The Supreme Court of Kentucky held that medical providers must bill within 45 days of treatment, regardless of whether claim has been adjudicated as work-related, or they have lost the right to be compensated for their services under workers’ compensation.

But note, the Court does reference 803 KAR 25:096 Sec. 6, which states if the provider fails to submit a statement for services as required by KRS 342.020(4) without reasonable grounds, the medical bills shall not be compensable. There was no evidence in this claim of reasonable grounds for the late submissions.

Injury Claim Existing But Not Joined at Time of Settlement of Prior Injury Claim is Barred
Rodarte v. BlueLinx Corporation, 2022-SC-0423-WC rendered 9/28/23 

Claimant sustained a work-related knee and ankle injury in 2016 and work-related shoulder injury in 2018. In 2019, Claimant filed an application for resolution of a claim (Form 101) for the knee and ankle injuries. At that time he was receiving TTD for the 2018 shoulder injury. Claimant and employer settled the 2016 knee and ankle injury. There was no language in the agreement regarding the 2018 shoulder injury. Eleven months after settling the 2016 claim, the Claimant's TTD benefits for the 2018 shoulder claim were stopped and he filed a Form 101 three months later. The Employer denied the claim, arguing it was barred under KRS 342.270 which states an employee must join all accrued causes of action against the named employer and failure to join will result in those claims being barred.

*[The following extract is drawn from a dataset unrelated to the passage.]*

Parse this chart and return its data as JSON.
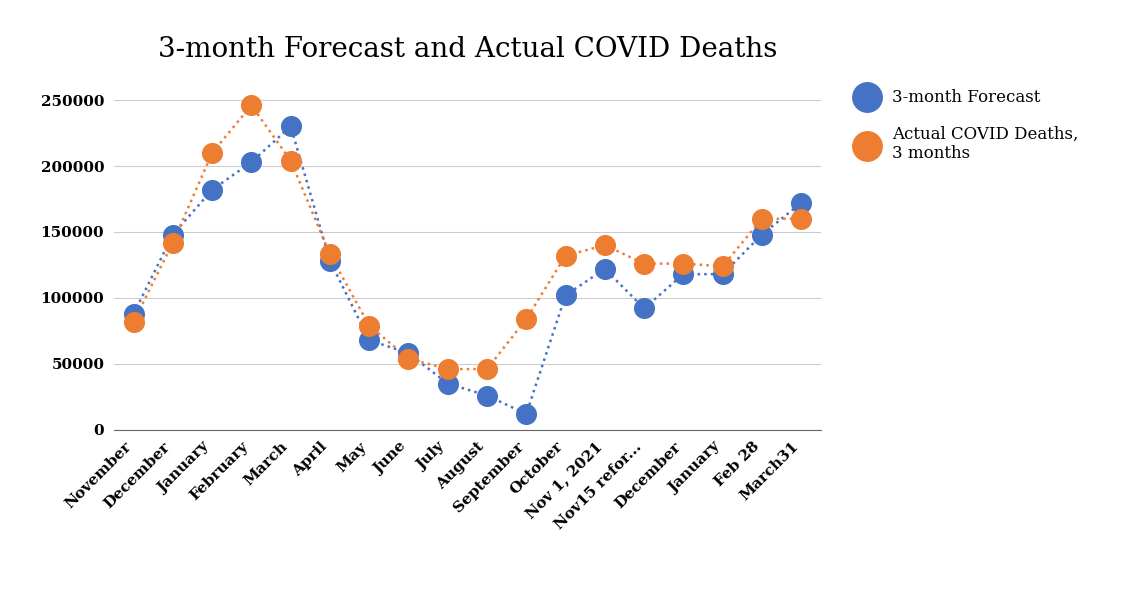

The ALJ dismissed the 2018 claim. The Board reversed, stating the 2018 claim had not yet accrued at the time of the settlement of the prior claim, because Claimant was not yet at Maximum Medical Improvement (MMI). Claimant also filed a motion to reopen the 2016 claim, arguing it was a mutual mistake that the shoulder claim was not addressed in the 2016 agreement. The Motion to Reopen was denied by the ALJ and the Board upheld the denial.

The Supreme Court of Kentucky affirmed the ALJ opinion that the 2018 claim was barred, holding Claimant was required to join his 2018 shoulder claim to his 2016 knee and ankle claim prior to finality of that settlement. The Court found that the shoulder injury claim accrued on the date of the injury and had therefore accrued at the time of the settlement of the prior claim. The Court also upheld the denial of the Motion to Reopen finding no basis for same as there was no evidence the Employer mistakenly failed to include reference to the shoulder claim when settling the 2016 claim.

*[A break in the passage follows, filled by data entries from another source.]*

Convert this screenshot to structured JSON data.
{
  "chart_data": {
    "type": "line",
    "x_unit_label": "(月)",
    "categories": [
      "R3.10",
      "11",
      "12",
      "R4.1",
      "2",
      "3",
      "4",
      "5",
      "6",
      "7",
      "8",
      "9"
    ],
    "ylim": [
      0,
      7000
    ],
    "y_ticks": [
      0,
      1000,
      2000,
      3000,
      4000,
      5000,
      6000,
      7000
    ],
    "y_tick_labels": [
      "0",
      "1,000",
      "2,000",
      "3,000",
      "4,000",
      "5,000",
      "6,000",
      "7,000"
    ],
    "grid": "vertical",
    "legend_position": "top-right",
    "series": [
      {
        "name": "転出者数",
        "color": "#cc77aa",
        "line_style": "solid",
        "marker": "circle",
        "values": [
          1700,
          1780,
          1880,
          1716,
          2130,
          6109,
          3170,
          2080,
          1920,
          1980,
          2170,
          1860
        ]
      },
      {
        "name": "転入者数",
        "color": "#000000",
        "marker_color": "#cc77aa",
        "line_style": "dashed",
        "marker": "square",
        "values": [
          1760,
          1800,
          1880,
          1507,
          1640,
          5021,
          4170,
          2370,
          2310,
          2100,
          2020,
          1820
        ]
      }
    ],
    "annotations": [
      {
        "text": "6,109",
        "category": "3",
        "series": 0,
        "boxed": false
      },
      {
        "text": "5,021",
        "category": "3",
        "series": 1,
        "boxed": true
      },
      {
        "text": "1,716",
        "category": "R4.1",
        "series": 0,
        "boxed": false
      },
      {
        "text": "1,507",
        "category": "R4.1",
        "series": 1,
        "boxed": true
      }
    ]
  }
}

Timely Notice to Subsequent Employer of Harmful Change in Pre-existing CWP Condition
Tennco Energy, Inc. v. Lane, 2023-SC-0028-WC rendered 9/28/23 

Claimant was a coal miner for more that 30 years. He had been diagnosed with CWP (black lung disease) on multiple occasions starting in 2003. In 2005 he settled a CWP workers' compensation claim against his then employer. He continued working in coal mining, joining Tennco in 2009 and remaining there until his last day of employment on 1/21/19. On 7/11/19, Claimant advised Tennco he was filing a CWP claim. The medical evidence established a worsening of his CWP. Tennco argued that Claimant's prior CWP diagnoses in 2003 and 2004 rendered his 2019 notice untimely and the ALJ agreed. 

The Supreme Court of Kentucky reversed, holding that evidence of a harmful change in one's CWP condition attributable to the new employer is a likely prerequisite to any successful subsequent CWP claim, thus the Claimant's awareness of such change is the event triggering the statutory obligation to provide notice rather than the original CWP diagnosis.